As highlighted in previous posts, there are a myriad of issues that should be taken into account before a binding death benefit nomination (BDBN) will be held to be valid (see for example - http://blog.viewlegal.com.au/2012/02/superannuation-and-binding-death.html, http://blog.viewlegal.com.au/2014/03/death-benefit-nominations-read-deed.html, http://blog.viewlegal.com.au/2014/03/double-entrenching-binding-nominations.html).
One issue that can arise is whether a BDBN can apply to specific assets, as opposed to simply nominating a percentage of total assets, which is the standard approach for most nominations.
The generally accepted position seems to be that given there is nothing in the superannuation legislation that prevents distributing specific assets under a BDBN, so long as the trust deed for the fund does not prohibit it, the approach is permissible.
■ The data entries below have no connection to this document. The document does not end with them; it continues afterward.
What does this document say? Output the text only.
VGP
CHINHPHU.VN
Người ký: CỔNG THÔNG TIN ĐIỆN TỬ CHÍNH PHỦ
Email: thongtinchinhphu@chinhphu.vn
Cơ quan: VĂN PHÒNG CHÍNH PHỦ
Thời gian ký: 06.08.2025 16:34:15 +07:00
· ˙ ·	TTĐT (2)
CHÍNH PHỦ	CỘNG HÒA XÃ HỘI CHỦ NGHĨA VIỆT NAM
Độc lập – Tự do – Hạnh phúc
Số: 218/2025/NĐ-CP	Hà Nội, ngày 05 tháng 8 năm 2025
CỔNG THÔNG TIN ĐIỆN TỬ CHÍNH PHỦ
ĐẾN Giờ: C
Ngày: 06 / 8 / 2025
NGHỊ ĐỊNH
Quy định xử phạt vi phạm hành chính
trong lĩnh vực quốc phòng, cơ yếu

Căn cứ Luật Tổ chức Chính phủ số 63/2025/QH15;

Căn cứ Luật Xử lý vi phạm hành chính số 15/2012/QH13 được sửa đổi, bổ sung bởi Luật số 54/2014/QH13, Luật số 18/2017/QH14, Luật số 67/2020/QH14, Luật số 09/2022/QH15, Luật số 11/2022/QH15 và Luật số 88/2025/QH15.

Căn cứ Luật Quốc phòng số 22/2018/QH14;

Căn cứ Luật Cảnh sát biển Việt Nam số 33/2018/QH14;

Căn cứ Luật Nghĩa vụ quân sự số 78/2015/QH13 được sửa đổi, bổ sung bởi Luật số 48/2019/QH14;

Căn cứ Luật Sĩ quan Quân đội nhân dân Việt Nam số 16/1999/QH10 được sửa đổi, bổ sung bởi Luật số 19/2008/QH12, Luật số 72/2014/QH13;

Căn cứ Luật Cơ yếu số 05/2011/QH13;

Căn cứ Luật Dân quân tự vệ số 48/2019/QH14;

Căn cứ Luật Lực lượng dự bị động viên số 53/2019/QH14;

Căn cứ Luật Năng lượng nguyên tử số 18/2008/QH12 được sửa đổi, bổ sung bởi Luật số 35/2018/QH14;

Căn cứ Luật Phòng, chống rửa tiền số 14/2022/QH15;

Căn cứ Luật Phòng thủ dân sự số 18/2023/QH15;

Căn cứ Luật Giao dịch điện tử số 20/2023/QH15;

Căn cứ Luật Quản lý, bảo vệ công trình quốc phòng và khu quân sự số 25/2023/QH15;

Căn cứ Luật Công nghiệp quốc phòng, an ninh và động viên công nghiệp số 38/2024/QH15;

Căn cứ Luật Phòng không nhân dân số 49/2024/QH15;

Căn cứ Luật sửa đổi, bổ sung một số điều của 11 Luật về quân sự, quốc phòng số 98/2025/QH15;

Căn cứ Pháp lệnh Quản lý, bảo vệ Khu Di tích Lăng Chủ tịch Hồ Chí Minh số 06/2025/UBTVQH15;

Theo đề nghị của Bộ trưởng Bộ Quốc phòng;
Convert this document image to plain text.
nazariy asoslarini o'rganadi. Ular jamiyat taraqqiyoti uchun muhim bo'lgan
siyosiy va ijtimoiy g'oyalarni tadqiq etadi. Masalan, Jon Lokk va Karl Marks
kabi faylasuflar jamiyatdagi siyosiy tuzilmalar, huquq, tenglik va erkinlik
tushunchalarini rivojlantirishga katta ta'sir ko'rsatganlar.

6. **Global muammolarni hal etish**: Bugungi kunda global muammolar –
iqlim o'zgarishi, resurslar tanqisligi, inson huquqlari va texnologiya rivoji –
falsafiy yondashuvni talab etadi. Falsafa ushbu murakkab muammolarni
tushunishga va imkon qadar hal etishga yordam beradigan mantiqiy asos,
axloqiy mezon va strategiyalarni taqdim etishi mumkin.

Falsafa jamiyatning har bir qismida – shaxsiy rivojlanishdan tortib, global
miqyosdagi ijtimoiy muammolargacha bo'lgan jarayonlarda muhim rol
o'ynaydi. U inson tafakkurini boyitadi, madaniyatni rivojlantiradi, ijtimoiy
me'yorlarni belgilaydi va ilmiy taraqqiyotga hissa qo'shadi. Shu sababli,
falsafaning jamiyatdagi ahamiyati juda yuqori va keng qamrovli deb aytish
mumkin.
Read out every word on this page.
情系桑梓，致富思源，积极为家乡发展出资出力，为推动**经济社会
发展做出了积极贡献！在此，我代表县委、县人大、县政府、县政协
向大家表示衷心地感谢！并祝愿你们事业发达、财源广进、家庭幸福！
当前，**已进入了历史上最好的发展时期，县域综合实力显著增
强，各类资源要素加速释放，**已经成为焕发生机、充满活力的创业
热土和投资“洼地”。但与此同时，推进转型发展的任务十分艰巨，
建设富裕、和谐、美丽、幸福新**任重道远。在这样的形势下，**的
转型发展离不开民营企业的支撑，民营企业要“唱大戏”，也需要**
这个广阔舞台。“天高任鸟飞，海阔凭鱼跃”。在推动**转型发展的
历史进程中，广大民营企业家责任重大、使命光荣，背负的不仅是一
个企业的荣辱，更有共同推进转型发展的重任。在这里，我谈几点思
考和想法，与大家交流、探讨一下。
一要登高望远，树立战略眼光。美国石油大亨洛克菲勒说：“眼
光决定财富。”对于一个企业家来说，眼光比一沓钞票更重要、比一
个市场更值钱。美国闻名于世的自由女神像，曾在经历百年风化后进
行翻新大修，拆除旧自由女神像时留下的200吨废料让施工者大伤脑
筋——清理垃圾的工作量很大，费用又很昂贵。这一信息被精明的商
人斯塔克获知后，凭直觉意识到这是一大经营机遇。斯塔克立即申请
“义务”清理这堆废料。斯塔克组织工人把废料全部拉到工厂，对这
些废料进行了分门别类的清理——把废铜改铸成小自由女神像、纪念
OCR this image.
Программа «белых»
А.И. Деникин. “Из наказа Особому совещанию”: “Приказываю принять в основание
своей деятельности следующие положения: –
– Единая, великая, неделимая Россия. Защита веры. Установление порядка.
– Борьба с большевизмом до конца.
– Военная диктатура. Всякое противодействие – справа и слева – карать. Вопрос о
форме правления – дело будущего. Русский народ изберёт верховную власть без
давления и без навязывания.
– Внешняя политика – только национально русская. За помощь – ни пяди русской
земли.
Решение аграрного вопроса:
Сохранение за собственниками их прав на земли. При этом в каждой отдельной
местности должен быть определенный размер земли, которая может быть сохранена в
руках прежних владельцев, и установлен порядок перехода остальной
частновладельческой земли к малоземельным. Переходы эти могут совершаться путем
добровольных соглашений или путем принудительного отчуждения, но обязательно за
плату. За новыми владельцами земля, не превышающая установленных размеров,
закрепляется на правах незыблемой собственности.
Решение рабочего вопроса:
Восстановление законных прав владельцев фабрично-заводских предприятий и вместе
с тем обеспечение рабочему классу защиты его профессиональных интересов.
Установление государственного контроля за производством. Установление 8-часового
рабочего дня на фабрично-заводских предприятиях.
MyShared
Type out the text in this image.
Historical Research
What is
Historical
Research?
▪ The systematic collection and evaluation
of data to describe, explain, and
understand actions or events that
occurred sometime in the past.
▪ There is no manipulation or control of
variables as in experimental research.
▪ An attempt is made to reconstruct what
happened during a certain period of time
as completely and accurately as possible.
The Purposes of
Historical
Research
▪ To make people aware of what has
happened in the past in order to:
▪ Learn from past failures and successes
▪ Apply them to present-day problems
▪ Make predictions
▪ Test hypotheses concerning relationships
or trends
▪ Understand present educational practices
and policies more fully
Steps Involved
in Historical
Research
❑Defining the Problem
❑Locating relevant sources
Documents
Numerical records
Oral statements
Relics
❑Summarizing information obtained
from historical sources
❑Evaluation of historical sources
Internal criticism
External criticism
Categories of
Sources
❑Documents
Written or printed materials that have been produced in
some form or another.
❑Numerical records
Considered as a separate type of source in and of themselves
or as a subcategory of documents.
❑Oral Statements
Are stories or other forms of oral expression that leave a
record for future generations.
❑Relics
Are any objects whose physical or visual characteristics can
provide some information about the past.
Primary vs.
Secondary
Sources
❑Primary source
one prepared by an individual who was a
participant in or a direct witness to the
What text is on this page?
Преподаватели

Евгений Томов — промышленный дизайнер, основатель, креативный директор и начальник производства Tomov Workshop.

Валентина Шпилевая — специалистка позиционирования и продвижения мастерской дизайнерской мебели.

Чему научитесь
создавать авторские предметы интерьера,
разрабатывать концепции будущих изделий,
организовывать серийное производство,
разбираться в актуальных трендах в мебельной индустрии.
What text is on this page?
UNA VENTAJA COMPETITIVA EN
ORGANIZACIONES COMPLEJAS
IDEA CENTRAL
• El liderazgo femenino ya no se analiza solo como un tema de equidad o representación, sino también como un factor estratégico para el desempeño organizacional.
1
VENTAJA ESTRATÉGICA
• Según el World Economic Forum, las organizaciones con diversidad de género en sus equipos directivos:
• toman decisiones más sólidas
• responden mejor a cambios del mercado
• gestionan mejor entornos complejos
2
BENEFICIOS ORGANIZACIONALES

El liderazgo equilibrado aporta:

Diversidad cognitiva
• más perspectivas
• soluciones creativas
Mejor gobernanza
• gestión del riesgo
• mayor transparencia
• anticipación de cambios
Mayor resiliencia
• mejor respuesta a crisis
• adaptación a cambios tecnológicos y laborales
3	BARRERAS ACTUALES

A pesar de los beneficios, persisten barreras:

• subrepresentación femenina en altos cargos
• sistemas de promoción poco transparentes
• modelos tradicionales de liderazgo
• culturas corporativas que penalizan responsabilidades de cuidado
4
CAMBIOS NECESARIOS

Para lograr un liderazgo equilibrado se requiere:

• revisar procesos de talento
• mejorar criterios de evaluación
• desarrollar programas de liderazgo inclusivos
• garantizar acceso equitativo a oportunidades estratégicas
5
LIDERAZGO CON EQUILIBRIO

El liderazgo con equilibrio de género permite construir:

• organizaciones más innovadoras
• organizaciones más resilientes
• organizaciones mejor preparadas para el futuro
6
If a specific asset BDBN is desired, it will also be necessary to ensure practical issues such as the following are addressed –
- the relevant asset must be segregated to the account of the member making the BDBN;
- compliance with all aspects of the BDBN rules under the trust deed;
- the various issues that should be factored into any BDBN, including changes in the values of assets, the wider estate plan, what is to occur if the intended recipient predeceases the person making the BDBN and the revenue consequences; and
- finally, the scenario where the asset the subject of the specific asset BDBN is sold prior to the member’s death should also be contemplated.